Она перевела рассеянный взгляд на потолок и прислушалась к биению своего сердца. Удары становились реже, а боль всё сильнее. Она видела серый потолок с подёргивающимися отчего-то бликами света. Теперь она могла позволить себе кое-что вспомнить. Зачем? Может, чтобы вновь помучить себя? Потому что боль физическая, боль сердечная не идёт ни в какое сравнение с нестерпимой болью душевной? Может для того, чтобы научиться жить со своими воспоминаниями? А может для того, чтобы уж умереть окончательно?
Во всяком случае, выздоравливающая девушка вспомнила и твёрдо уяснила для себя: город не был чёрным-чёрным. И комната, полуподвальная комната особняка в Екатеринбурге, тоже не была чёрной. Всё было серым. Конечно, серым. А если ещё точнее – всё было бесцветным. Ах, когда же начали пропадать цвета из её жизни? И запахи? И ласкающие слух звуки? Да, да, всё это стало исчезать из её, из их жизни незаметно, постепенно и очень давно. Теперь даже непонятно – было ли это? Вернее, то?
Лёгкие белоснежные облака на голубом небосводе… Жизнь, полная надежд и веры в будущее. От них, детей, многое скрывали. Но они видели гораздо больше, чем думали об этом взрослые. Старшие сёстры были, конечно, более осведомлены о трудностях реальной жизни. А она, младшая из сестёр? Знала ли она, чувствовала ли, что грядут ужасные изменения? Маленькая девочка в кружевных белых платьях, шалунья, непоседа и хохотушка. Да на что ей было что-то знать? Она не хотела и не знала ничего, кроме того, что жизнь – прекрасна, mama и papa – лучшие mama и papa на свете, а сама она – великая княжна. Принцесса, царевна, умница и красавица. И все её очень любят, потому что и она всех очень и очень любит.
Да, ещё она знала, что у неё имеется свой полк – 148-й пехотный Каспийский великой княжны Анастасии Николаевны полк. Вот как он назывался, это она выучила наизусть. И она даже дважды участвовала в праздничных парадах и лично принимала, сидя на лошади, рапорт командира. Ну разве можно ещё в чём-то быть неуверенной, если по одному лишь движению твоего миниатюрного мизинчика тебе готовы служить и отдать свои жизни эти прекрасные воины? Эти могучие красавцы-офицеры с горящими от любви к ней и Отечеству глазами?
Нет-нет, о том, что существует на свете серый цвет, а тем более цвет чёрный, она предпочитала не догадываться. Ну а о том, что серый цвет, а потом и чёрный способны перекрыть все остальные цвета, она не догадывалась совершенно искренне.

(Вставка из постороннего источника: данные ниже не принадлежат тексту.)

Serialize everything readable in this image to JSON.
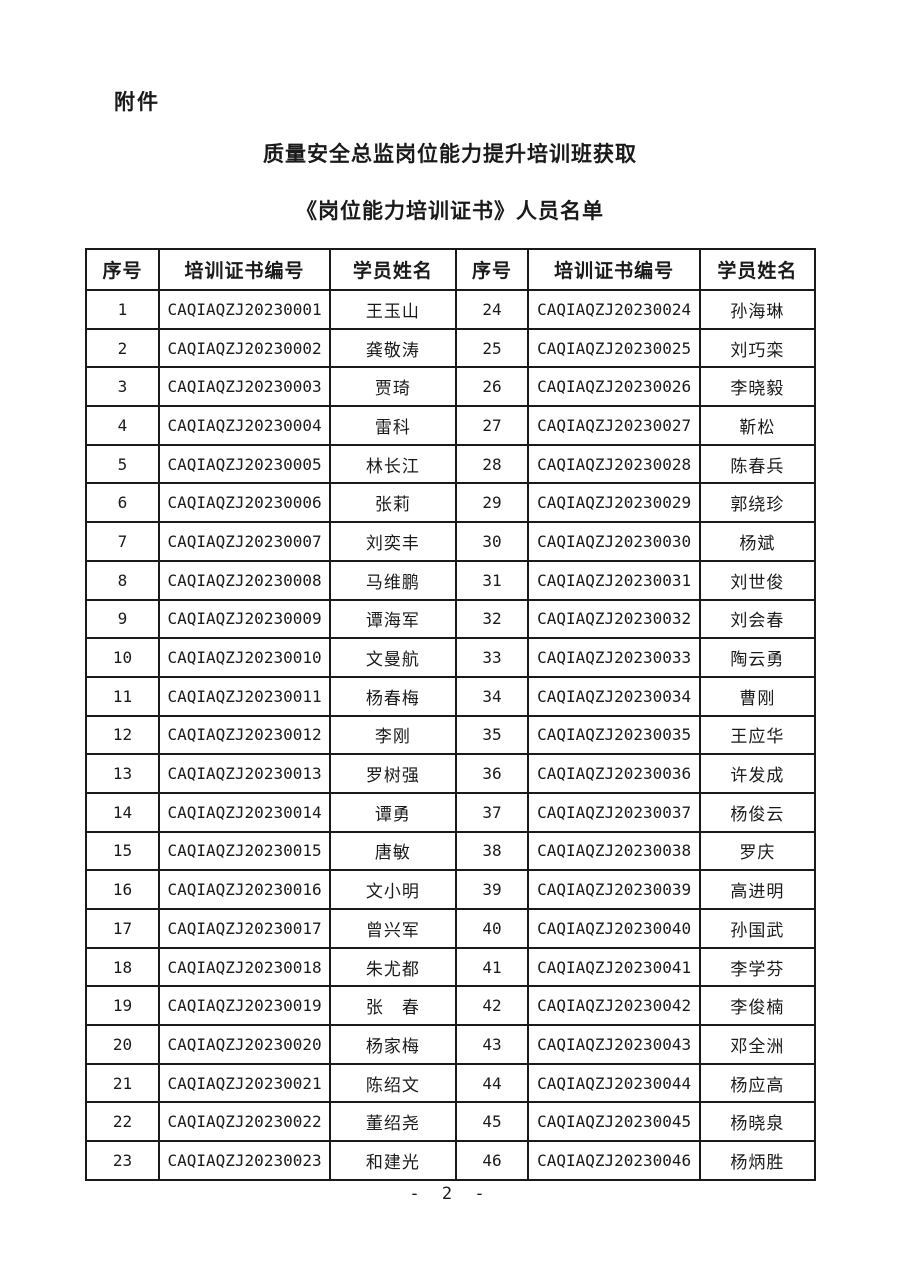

Тот день ничем особенным не выделялся в длинной череде унылых, сменяющих друг друга вот уже больше года дней. День да и день себе. Летний ли, зимний – какая разница? И зимнюю стужу пережили они не одну, и весеннюю распутицу, и зной июньский, июльский, августовский… Год 1917-й, 1918-й… Неужели так же уныло придёт и год 1919-й, 20-й и 21-й…? Какие-то революции, какие-то бесконечные смены властей – белые, красные… Что это такое? Они что – все вокруг – сошли с ума? Совсем забыли Бога? Временное ли Правительство или правительство рабочих и крестьян – это что, реальность абсурда? Или абсурд реальности?

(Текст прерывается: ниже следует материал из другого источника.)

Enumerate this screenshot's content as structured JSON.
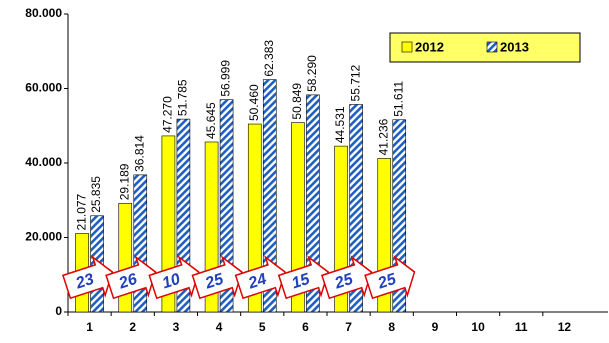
{
  "chart_data": {
    "type": "bar",
    "categories": [
      "1",
      "2",
      "3",
      "4",
      "5",
      "6",
      "7",
      "8",
      "9",
      "10",
      "11",
      "12"
    ],
    "series": [
      {
        "name": "2012",
        "color": "#ffff00",
        "values": [
          21077,
          29189,
          47270,
          45645,
          50460,
          50849,
          44531,
          41236,
          null,
          null,
          null,
          null
        ],
        "value_labels": [
          "21.077",
          "29.189",
          "47.270",
          "45.645",
          "50.460",
          "50.849",
          "44.531",
          "41.236",
          null,
          null,
          null,
          null
        ]
      },
      {
        "name": "2013",
        "color": "#1f5fbf",
        "pattern": "diagonal-stripes",
        "values": [
          25835,
          36814,
          51785,
          56999,
          62383,
          58290,
          55712,
          51611,
          null,
          null,
          null,
          null
        ],
        "value_labels": [
          "25.835",
          "36.814",
          "51.785",
          "56.999",
          "62.383",
          "58.290",
          "55.712",
          "51.611",
          null,
          null,
          null,
          null
        ]
      }
    ],
    "annotations": [
      "23",
      "26",
      "10",
      "25",
      "24",
      "15",
      "25",
      "25"
    ],
    "ylim": [
      0,
      80000
    ],
    "yticks": [
      {
        "value": 0,
        "label": "0"
      },
      {
        "value": 20000,
        "label": "20.000"
      },
      {
        "value": 40000,
        "label": "40.000"
      },
      {
        "value": 60000,
        "label": "60.000"
      },
      {
        "value": 80000,
        "label": "80.000"
      }
    ],
    "grid": false,
    "legend": "top-right"
  }
}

Только лицо у papa становится всё серее и серее, мешки под глазами и впалые щёки бросаются в глаза всё больше и больше. И mama чаще плачет, чаще болеет. Ольга недавно перенесла нервный срыв, Алёше стало хуже, он уже ослаб настолько, что не может держаться на ногах. А в остальном – всё до слёз однообразно. Одни и те же лица, одни и те же имена. Доктор, повар, горничные, служанки. Все милые и верные Семье люди. Охрана – и та почти не меняется, даже с приходом к власти большевиков.
Хотя нет, именно в последние дни перед тем, страшным днем, посмевшим прорвать невидимую завесу от окружающего чёрного Ужаса, всё чаще стали слышны новые фамилии: Голощёкин, Юровский, кажется, Люханов, какие-то «латыши» из непонятной ЧК.
Но ведь ничего не предвещало прихода этого чёрного Ужаса, хотя он и копошился повсюду вокруг их Семьи. Наоборот, именно в последние дни, как никогда, затеплилась надежда. Власть большевиков в июле 1918-го трещала по швам. Даже она, встретившая своё семнадцатилетие в кольце плотной стражи молоденькая девушка, знала о том, что в огне сопротивления большевикам почти весь Урал, Сибирь. Что Украину уже заняли немцы, на севере, в Мурманске, – англичане. Набрала силу Добровольческая белая армия. Антисоветские мятежи – в самых разных городах, в том числе и в Москве.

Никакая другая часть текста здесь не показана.